La France compte parmi les plus vieilles démocraties libérales appuyées sur un Parlement. Les chambres, notamment la chambre basse regroupant les députés, ont suscité un imaginaire bien vivant dans l'esprit des Français. Les harangues enflammées de la Convention, la fébrilité des députés de l'éphémère IIe République, pris entre une Révolution et un coup d'Etat militaire, les moustaches des avocats en surnombre dans la chambre des députés de la IIIe République, les dialogues chahutés entre représentants et ministres dans chacune de ces assemblées, tous ces moments font partie intégrante de la culture politique de nos compatriotes.

A côté de ces morceaux de choix, une autre image reste accolée aux députés: ils ne travailleraient pas, camouflés dans un Palais-Bourbon aux airs d'usine à gaz. C'est pour répondre à cette réputation que le projet Arcadie vient de rendre un rapport sur l'activité réelle des députés, en date de ce mois de mars 2019. 

De nombreux chiffres et éléments ressortent de ce document, élaboré par Tris Acatrinei, fondatrice du Projet Arcadie, et Nicolas Quénel, journaliste indépendant, à partir de nombreuses données mais aussi d'entretiens avec une centaine de députés. 

  • Pourquoi les députés sont-ils absents de l'hémicycle?

L'activité, l'assiduité et par conséquent, l'absentéisme, des députés sont généralement évalués par nos concitoyens à l'aune de la présence des uns et des autres dans l'Hémicycle. Or, le reflet renvoyé est souvent peu flatteur. Les images récurrentes de lois votées dans l'anonymat d'une Assemblée aux trois-quarts vide a fait beaucoup pour les procès en fumisterie parfois intentés aux représentants de la Nation. 

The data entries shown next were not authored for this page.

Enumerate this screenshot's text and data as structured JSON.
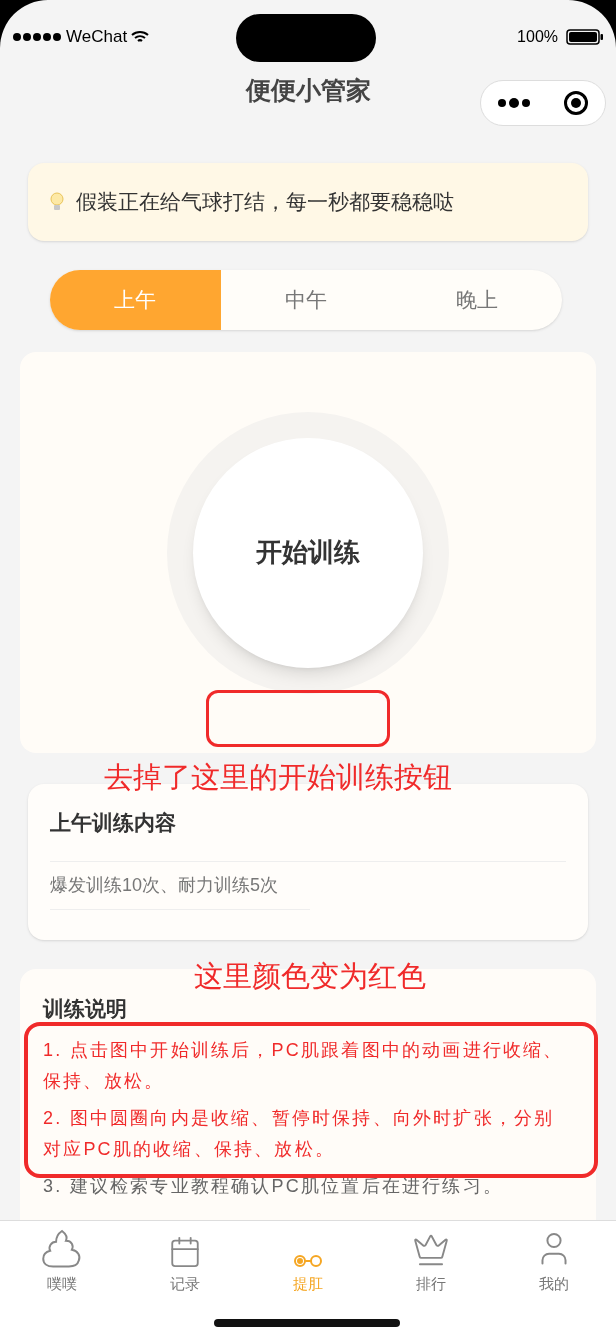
{
  "status_bar": {
    "carrier": "WeChat",
    "battery": "100%"
  },
  "nav": {
    "title": "便便小管家"
  },
  "tip": {
    "text": "假装正在给气球打结，每一秒都要稳稳哒"
  },
  "tabs": [
    {
      "label": "上午",
      "selected": true
    },
    {
      "label": "中午",
      "selected": false
    },
    {
      "label": "晚上",
      "selected": false
    }
  ],
  "trainer": {
    "button": "开始训练"
  },
  "content_card": {
    "title": "上午训练内容",
    "text": "爆发训练10次、耐力训练5次"
  },
  "instructions": {
    "title": "训练说明",
    "items": [
      {
        "text": "1. 点击图中开始训练后，PC肌跟着图中的动画进行收缩、保持、放松。",
        "color": "#f02a2a"
      },
      {
        "text": "2. 图中圆圈向内是收缩、暂停时保持、向外时扩张，分别对应PC肌的收缩、保持、放松。",
        "color": "#f02a2a"
      },
      {
        "text": "3. 建议检索专业教程确认PC肌位置后在进行练习。",
        "color": "#666666"
      }
    ]
  },
  "tab_bar": [
    {
      "label": "噗噗",
      "kind": "poop",
      "selected": false
    },
    {
      "label": "记录",
      "kind": "calendar",
      "selected": false
    },
    {
      "label": "提肛",
      "kind": "link",
      "selected": true
    },
    {
      "label": "排行",
      "kind": "crown",
      "selected": false
    },
    {
      "label": "我的",
      "kind": "user",
      "selected": false
    }
  ],
  "annotations": [
    {
      "text": "去掉了这里的开始训练按钮"
    },
    {
      "text": "这里颜色变为红色"
    }
  ]
}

Pourtant, cette grille de lecture est un piège à plus d'un titre. Tout d'abord, il est fréquent, comme l'indique le rapport, que projets et propositions de lois soient adoptés au milieu de la nuit, ou au petit matin. Et la seule manière de "pointer" lors d'une séance est de prendre part au scrutin public qui clôt les discussions. Ce qui signifie que si un député s'est escrimé à la tribune pendant une dizaine d'heures mais n'est pas là au moment du vote, sa présence n'apparaîtra nulle part. 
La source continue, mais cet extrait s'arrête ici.